- "The Russian stock market has been recently out of favor, but valuations seem to be too much cheap to ignore.
- Investors should look for companies with low governmental influence like Lukoil, which is mainly owned by its management.
- Lukoil is one of the world's largest oil & gas companies and has very good growth prospects.
- It currently trades at only 4x its estimated 2014 earnings and offers a dividend yield of 5%.
The recent crisis between Russia and Ukraine has led to significant drops in Russian shares. Russian stocks were already cheap before the recent crisis, and took further beating after the Crimea standoff. For contrarian and value investors this may represent a good time to buy, especially quality companies with below-average political risk. One interesting opportunity may be Lukoil (OTCPK:LUKOY), one of the world's largest oil & gas companies. Its current market capitalization is about $45 billion, and is traded in the U.S. in the over-the-counter [OTC] market.

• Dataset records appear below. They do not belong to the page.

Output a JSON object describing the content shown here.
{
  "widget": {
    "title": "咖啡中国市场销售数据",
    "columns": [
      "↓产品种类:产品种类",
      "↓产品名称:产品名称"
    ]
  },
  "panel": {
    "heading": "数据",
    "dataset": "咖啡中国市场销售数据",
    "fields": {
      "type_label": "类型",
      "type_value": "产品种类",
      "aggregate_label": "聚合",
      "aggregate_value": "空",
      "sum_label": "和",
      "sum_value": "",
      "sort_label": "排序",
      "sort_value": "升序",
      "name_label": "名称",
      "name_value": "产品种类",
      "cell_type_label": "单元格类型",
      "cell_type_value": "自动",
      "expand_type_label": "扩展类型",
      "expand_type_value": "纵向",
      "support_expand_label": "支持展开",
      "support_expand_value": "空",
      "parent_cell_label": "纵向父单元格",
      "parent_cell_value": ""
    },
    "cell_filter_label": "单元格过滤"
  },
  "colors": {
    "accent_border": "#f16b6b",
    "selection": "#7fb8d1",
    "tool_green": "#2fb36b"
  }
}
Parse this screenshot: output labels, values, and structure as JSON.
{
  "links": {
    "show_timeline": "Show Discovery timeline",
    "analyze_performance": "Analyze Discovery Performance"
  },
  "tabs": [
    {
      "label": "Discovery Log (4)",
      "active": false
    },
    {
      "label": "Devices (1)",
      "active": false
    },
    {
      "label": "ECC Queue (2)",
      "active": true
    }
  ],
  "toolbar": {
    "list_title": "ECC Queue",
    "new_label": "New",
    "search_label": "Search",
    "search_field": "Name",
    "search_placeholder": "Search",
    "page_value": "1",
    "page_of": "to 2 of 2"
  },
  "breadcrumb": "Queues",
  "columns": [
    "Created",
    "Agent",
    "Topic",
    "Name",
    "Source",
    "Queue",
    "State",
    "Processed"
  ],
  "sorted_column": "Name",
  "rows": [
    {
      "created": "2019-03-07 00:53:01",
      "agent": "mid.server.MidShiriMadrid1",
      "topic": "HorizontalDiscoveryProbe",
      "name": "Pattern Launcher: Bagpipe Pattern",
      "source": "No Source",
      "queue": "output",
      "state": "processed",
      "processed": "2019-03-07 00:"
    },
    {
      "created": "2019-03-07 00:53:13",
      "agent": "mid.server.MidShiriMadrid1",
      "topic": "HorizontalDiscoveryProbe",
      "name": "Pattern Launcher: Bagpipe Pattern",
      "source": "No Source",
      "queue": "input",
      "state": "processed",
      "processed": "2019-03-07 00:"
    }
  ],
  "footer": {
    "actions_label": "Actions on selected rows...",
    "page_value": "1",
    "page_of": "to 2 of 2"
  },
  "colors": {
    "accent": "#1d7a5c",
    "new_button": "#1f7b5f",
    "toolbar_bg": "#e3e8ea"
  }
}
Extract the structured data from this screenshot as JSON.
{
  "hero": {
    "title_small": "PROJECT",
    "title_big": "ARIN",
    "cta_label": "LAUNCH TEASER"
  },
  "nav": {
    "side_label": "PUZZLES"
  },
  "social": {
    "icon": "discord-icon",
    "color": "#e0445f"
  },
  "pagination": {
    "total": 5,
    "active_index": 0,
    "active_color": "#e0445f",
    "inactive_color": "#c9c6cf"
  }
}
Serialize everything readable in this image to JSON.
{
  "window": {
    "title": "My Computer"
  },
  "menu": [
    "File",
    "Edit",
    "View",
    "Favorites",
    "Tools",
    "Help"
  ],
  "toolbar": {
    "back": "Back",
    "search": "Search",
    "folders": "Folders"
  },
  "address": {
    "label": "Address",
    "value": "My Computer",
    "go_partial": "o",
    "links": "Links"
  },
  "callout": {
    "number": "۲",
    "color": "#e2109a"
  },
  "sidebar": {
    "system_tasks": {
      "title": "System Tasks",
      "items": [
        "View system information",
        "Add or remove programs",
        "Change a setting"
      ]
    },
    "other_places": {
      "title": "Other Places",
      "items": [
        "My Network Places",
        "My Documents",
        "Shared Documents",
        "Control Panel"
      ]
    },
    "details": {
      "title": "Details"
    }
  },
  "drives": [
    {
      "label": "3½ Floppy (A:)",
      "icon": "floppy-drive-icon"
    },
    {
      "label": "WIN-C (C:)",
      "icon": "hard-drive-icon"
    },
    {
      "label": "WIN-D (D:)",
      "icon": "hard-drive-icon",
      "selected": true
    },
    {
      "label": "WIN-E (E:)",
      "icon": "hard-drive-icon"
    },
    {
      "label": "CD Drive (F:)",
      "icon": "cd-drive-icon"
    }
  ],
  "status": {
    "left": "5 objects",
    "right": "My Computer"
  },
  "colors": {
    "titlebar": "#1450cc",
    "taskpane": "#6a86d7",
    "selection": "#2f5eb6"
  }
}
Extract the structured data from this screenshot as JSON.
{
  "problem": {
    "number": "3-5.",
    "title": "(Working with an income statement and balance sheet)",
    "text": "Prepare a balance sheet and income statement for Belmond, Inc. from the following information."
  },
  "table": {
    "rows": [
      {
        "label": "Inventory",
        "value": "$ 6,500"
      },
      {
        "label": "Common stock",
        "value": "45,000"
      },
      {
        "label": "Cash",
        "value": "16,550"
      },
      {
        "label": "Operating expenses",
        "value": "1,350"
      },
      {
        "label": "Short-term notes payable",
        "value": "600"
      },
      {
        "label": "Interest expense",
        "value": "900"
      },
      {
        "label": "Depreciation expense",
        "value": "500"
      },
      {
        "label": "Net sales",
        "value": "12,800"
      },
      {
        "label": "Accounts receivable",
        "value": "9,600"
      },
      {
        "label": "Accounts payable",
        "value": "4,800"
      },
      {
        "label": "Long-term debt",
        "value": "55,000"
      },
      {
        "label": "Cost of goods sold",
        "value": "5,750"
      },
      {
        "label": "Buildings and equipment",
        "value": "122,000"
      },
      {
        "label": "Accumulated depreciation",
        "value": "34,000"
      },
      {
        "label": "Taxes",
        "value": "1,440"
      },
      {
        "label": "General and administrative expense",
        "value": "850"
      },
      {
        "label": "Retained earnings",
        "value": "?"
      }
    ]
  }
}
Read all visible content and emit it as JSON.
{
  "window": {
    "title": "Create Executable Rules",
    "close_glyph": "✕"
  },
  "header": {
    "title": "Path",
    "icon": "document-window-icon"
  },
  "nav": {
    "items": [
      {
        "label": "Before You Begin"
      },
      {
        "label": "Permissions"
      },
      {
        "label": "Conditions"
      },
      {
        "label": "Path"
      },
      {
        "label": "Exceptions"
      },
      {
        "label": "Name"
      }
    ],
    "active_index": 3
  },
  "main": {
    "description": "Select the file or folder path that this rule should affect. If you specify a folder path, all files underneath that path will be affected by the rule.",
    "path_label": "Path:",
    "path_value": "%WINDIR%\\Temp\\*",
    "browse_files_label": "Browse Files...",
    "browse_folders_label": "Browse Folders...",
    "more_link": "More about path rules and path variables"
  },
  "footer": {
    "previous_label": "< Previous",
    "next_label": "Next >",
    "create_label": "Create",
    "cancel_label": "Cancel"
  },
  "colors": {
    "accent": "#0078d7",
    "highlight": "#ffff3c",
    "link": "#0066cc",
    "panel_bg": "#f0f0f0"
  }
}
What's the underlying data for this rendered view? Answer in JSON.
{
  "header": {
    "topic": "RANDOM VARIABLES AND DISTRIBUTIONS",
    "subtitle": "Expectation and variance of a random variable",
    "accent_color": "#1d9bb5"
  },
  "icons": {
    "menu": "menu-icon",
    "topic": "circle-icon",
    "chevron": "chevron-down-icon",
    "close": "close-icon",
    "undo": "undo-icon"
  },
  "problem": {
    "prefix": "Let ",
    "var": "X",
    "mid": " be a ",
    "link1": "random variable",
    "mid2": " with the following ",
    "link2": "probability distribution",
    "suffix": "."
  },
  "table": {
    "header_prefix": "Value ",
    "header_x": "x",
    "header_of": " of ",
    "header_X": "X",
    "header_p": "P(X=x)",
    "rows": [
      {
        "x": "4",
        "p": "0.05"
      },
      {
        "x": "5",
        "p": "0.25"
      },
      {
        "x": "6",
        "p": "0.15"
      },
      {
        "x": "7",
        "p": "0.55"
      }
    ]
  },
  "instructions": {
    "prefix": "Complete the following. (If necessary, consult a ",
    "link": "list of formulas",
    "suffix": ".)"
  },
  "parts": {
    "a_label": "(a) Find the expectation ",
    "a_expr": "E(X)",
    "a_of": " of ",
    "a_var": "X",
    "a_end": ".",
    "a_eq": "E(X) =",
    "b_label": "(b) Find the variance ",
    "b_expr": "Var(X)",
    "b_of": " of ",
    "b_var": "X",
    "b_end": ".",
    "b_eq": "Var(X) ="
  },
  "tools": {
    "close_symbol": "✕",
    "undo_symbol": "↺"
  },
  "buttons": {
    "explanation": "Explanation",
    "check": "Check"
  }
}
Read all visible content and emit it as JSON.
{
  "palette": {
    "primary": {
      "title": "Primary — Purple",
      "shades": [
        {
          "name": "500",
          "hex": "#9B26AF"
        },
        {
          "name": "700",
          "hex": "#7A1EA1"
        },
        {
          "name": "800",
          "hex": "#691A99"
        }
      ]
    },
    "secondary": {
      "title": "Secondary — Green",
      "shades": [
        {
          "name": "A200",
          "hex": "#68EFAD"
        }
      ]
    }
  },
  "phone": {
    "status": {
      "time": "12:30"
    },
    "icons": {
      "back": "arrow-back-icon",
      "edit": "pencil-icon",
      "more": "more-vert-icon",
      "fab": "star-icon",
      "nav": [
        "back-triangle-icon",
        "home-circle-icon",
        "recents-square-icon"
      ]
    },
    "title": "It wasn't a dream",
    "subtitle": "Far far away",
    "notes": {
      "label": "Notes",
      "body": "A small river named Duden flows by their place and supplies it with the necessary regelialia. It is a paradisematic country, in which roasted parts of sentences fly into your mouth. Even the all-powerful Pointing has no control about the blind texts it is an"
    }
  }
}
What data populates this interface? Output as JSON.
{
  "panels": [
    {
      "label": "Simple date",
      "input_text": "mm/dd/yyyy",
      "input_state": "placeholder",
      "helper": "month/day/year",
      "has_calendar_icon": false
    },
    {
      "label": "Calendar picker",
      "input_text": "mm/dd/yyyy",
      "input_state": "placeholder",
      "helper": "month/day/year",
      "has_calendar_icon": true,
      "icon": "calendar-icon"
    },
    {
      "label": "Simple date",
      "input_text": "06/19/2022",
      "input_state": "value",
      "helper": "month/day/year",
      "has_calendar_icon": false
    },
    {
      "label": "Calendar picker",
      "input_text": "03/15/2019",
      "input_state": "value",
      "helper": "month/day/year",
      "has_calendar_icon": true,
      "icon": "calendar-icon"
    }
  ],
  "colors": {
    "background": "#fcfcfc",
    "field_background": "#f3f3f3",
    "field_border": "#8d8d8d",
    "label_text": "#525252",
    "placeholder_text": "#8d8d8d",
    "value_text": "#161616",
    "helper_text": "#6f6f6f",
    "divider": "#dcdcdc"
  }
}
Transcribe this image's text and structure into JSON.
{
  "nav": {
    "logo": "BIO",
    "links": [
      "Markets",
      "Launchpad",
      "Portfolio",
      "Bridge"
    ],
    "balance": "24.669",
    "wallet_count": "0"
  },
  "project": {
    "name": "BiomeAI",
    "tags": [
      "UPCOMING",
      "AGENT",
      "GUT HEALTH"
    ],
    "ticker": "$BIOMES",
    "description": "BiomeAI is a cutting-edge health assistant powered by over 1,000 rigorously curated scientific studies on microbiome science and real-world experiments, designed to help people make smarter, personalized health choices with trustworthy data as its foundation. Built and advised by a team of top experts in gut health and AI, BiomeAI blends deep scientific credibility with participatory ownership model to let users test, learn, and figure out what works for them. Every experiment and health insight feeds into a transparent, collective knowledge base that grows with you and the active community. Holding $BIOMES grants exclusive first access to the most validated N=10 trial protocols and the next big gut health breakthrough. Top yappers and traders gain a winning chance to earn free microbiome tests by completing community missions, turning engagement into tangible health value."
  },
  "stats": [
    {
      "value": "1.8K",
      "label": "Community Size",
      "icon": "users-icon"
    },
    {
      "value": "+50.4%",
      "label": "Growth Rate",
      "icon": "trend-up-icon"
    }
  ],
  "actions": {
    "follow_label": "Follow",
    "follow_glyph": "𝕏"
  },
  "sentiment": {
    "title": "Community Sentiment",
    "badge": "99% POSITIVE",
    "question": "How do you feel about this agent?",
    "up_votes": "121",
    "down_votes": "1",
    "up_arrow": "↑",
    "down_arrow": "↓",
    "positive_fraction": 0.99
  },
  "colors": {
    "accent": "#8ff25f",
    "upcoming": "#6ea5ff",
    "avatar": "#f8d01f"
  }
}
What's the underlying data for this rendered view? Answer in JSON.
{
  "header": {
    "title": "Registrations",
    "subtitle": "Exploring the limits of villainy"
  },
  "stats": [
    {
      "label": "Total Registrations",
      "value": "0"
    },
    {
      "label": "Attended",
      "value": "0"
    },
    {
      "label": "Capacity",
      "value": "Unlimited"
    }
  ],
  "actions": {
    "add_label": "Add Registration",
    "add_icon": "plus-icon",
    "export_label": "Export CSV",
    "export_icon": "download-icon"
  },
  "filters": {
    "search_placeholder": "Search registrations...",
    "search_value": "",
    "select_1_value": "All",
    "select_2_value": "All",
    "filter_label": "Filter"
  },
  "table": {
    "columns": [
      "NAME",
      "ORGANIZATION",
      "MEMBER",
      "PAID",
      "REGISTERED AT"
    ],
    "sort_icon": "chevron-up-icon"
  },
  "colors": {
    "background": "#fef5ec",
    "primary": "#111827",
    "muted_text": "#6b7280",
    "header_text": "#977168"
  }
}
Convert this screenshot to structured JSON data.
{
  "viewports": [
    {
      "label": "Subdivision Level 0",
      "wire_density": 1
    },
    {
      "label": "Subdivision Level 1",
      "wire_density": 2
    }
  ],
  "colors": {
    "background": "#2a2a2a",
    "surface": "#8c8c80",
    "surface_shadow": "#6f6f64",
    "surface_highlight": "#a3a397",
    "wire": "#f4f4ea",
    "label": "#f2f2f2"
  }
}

Lukoil is Russia's second-largest oil company, and one of the world's biggest vertically integrated companies for the production of crude oil and gas as well as for the refining of petroleum products and petrochemicals. Headquartered in Moscow, Lukoil is the second-largest public company, after Exxon Mobil (XOM), in terms of proven oil and gas reserves. In 2012, the company had 17.3 billion barrels of oil equivalent [boe], accounting for some 0.8% of global oil reserves. The company has operations in 38 countries around the world".